PSAT Writing and Language Practice Test 38: Punctuation Questions

Questions 1-10 refer to the following information.

Recovering History

The title of Erna 1 Brodber's third novel, Louisiana, has a triple meaning: it refers to a state in the United States, a place of the same name in Jamaica, and the name taken by Ella 2 Townsend the novel's protagonist. Ultimately, the word's fluidity emphasizes the connection between African Americans and African Caribbeans, as well as between the living and dead. The eponymous 3 protagonist: a Colombian anthropology student ventures to St. Mary, Louisiana, to study Black folk life and, instead, finds herself taken over by the spirit of Mammy. Mammy, formally civil rights activist Sue Ann Grant King and more generally called Anna, is Ella's research target. A matriarch of obscure but certain significance, Mammy gradually reveals her own history (as well as Ella's) via a psychic, spiritual 4 connection that changes the young academic's trajectory in unexpected ways.

Ella Townsend earned a fellowship in 1936 to collect and record the history of Blacks of Southwest Louisiana using one of the university's first tape recorders but never returned. The text opens with a confusing transcript of multiple voices that are all but nonsense to the 5 reader, Ella, later called Louisiana, endeavors for most of the novel to make sense of the data collected on the tape recorder, confronting her own preconceptions of voodoo and acknowledging her supernatural connection with two dead women, Anna (Mammy) and Louise. 6 Ella embraces this spiritual connection only after listening through the tape recorder's reel and witnessing her own out-of-body experiences. Although she has no recollection of her interactions on the tape, she hears her voice speaking unintelligibly, a phenomenon that she must either investigate or accept as proof of her insanity.
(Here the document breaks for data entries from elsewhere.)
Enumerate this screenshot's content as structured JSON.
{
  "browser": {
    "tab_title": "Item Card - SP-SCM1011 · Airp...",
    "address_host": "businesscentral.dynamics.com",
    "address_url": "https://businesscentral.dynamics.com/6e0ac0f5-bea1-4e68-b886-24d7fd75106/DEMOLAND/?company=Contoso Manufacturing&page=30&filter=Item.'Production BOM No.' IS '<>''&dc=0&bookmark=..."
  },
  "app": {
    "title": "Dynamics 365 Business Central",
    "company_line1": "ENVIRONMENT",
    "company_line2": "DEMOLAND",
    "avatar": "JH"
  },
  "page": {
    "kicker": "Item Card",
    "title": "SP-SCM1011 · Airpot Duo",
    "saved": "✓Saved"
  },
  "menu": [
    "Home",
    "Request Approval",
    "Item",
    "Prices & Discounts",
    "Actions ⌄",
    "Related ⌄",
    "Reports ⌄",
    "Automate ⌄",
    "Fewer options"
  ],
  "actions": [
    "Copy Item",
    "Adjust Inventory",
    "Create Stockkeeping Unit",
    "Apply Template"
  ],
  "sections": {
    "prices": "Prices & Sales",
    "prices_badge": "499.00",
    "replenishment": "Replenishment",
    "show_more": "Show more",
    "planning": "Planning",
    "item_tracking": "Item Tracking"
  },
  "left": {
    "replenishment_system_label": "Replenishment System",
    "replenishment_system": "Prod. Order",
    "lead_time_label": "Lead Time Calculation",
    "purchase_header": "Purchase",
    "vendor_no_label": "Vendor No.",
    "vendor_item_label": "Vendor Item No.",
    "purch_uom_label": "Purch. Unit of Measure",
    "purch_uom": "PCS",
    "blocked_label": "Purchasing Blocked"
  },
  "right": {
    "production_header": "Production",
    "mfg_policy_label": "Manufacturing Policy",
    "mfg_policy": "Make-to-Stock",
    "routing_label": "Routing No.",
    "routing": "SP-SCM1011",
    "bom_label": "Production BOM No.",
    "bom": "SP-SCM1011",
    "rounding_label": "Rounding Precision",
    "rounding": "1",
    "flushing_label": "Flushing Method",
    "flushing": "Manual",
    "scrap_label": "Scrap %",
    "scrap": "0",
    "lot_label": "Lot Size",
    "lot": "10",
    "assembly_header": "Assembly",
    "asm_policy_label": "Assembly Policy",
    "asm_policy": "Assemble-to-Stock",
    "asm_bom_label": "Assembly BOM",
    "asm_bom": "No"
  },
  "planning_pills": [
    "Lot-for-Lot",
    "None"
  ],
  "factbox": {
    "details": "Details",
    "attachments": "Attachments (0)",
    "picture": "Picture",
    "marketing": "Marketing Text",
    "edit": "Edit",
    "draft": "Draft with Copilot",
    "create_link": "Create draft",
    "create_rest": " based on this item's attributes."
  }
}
After Mammy's funeral, Ella begins to understand the recorded transcript as a tri-party 7 dialogue an interaction among her, Anna, and Anna's long-dead friend, Louise. Louisiana then gets her name by combining those of her spiritual sisters. When Caribbean sailors visit Ella and sing folk songs to her, Ella's past is revealed to her in a trance-like vision and formally initiates her into the art of prophecy. 8 From then on: her journey is one of guiding other diaspora in reliving their pasts and speaking with Louise and Anna to recover a communal history of resistance.

9 Louisianas supernatural powers however, are not universally commended. She faces isolation from academia, her parents, and the larger Western social sphere. When she finally completes her project and sketches out Mammy's family history, Louisiana nears death. The reader accompanies Louisiana on her revelation and expansion of the original transcription, engaging with oral folk traditions to rewrite history. Brodber's novel testifies to African 10 survivals; folk traditions that have made it through the Middle Passage.